Wilson County's law enforcement committee spent a large portion of its meeting debating deputy pay and retention, with members voicing concern that long-serving deputies earn far less than advertised top-out figures and that recruitment is suffering.
The committee heard that some deputies with two decades of service earn roughly $55,000, while published top-out figures approach the high $60,000s. "Most agencies now around Nashville are trying to get starting pay for law enforcement at least at $60,000. That's the target," said Speaker 9 during the discussion. Speaker 9 also described staffing pressures: "That's why we were down, what, 17 people in jail a couple weeks ago. We just approved another 15 to go on the budget."
The group reviewed how the county's pay approach currently works: staff described a guaranteed 2% step increase each year under a 16-year step plan rather than a fixed plug-in pay schedule. Speaker 6 summarized pay-grade examples read from current tables: captains about $90,000; lieutenants about $81,000; sergeants about $66,000; corporals about $59,500; patrol about $53,600; jail sergeants about $53,000; jail officers about $40,000. A starting jail hourly rate cited in the meeting was $19.56.
Speaker 9 proposed a targeted increase to the sheriff's office: "Let's add 12% to that and do a 14% to the sheriff's office for everyone, sergeant down." Committee members did not adopt that proposal as a motion to change pay tonight. Instead, finance and HR were asked to model options so the committee can compare (a) a straight percentage increase applied to sheriff's-office positions, and (b) slotting employees into the existing pay plan based on years of service. Speaker 2 offered to run fiscal scenarios for the requested 12%/14% option and for the slotting approach.

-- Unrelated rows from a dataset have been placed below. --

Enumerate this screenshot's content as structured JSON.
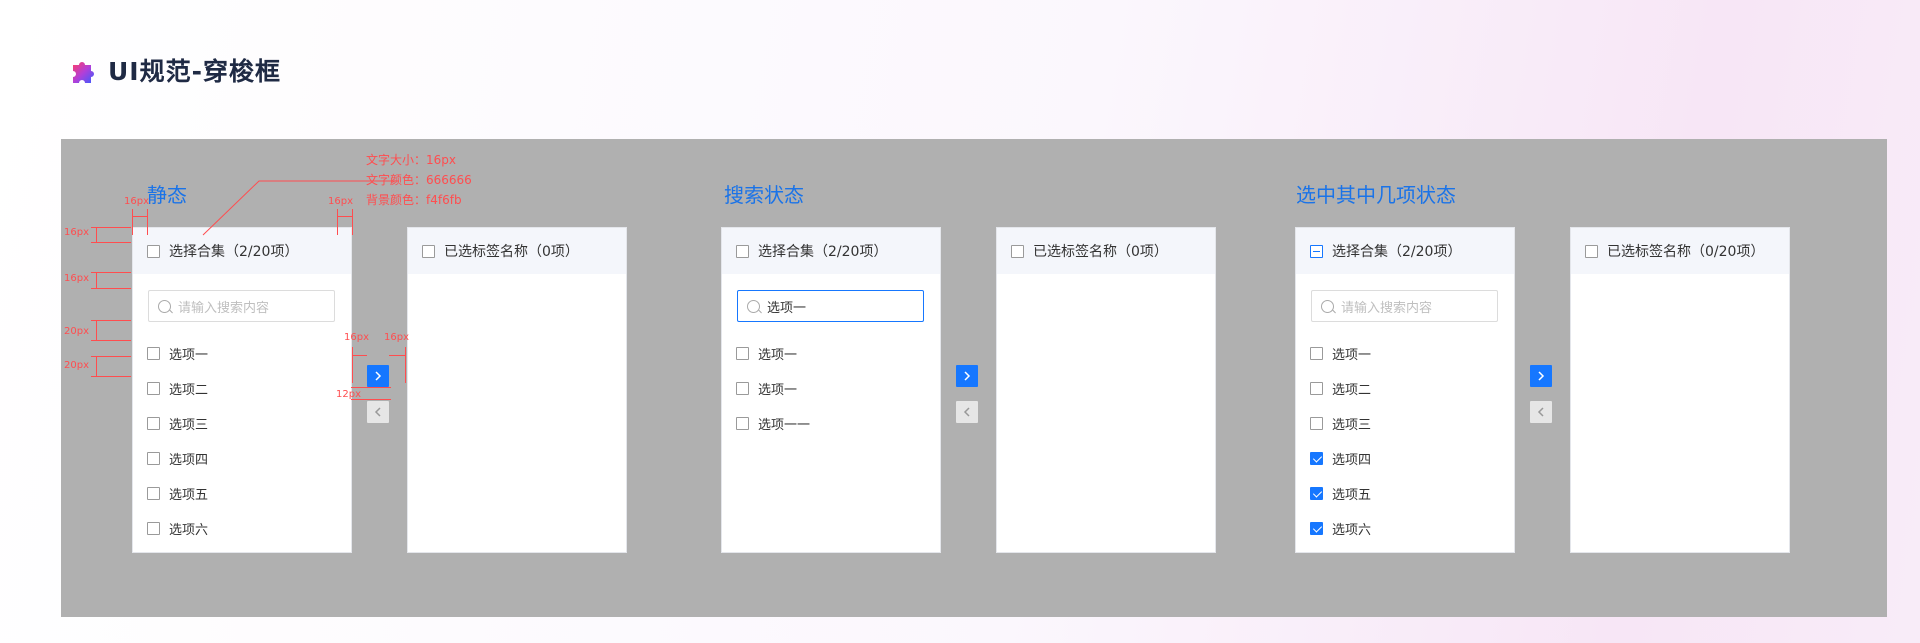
{
  "page": {
    "title": "UI规范-穿梭框",
    "logo_icon": "puzzle-icon",
    "accent_color": "#1677ff",
    "annotation_color": "#ff4d4f"
  },
  "sections": [
    {
      "title": "静态",
      "source": {
        "header": "选择合集（2/20项）",
        "header_state": "unchecked",
        "search_value": "",
        "search_placeholder": "请输入搜索内容",
        "items": [
          {
            "label": "选项一",
            "checked": false
          },
          {
            "label": "选项二",
            "checked": false
          },
          {
            "label": "选项三",
            "checked": false
          },
          {
            "label": "选项四",
            "checked": false
          },
          {
            "label": "选项五",
            "checked": false
          },
          {
            "label": "选项六",
            "checked": false
          }
        ]
      },
      "target": {
        "header": "已选标签名称（0项）",
        "header_state": "unchecked"
      }
    },
    {
      "title": "搜索状态",
      "source": {
        "header": "选择合集（2/20项）",
        "header_state": "unchecked",
        "search_value": "选项一",
        "search_placeholder": "",
        "items": [
          {
            "label": "选项一",
            "checked": false
          },
          {
            "label": "选项一",
            "checked": false
          },
          {
            "label": "选项一一",
            "checked": false
          }
        ]
      },
      "target": {
        "header": "已选标签名称（0项）",
        "header_state": "unchecked"
      }
    },
    {
      "title": "选中其中几项状态",
      "source": {
        "header": "选择合集（2/20项）",
        "header_state": "indeterminate",
        "search_value": "",
        "search_placeholder": "请输入搜索内容",
        "items": [
          {
            "label": "选项一",
            "checked": false
          },
          {
            "label": "选项二",
            "checked": false
          },
          {
            "label": "选项三",
            "checked": false
          },
          {
            "label": "选项四",
            "checked": true
          },
          {
            "label": "选项五",
            "checked": true
          },
          {
            "label": "选项六",
            "checked": true
          }
        ]
      },
      "target": {
        "header": "已选标签名称（0/20项）",
        "header_state": "unchecked"
      }
    }
  ],
  "annotations": {
    "spec_font_size": "文字大小：16px",
    "spec_font_color": "文字颜色：666666",
    "spec_bg_color": "背景颜色：f4f6fb",
    "gap_16": "16px",
    "gap_20": "20px",
    "gap_12": "12px"
  }
}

Members also discussed revenue options to support pay changes, including the idea of a wheel-tax referendum (current county wheel tax cited as $25, generating about $3.5 million annually). Committee members emphasized process: changes to the pay plan would need HR analysis and budget committee review before any final action.
The committee concluded the item by directing staff to prepare costings and return with concrete options; no pay changes were enacted at this meeting.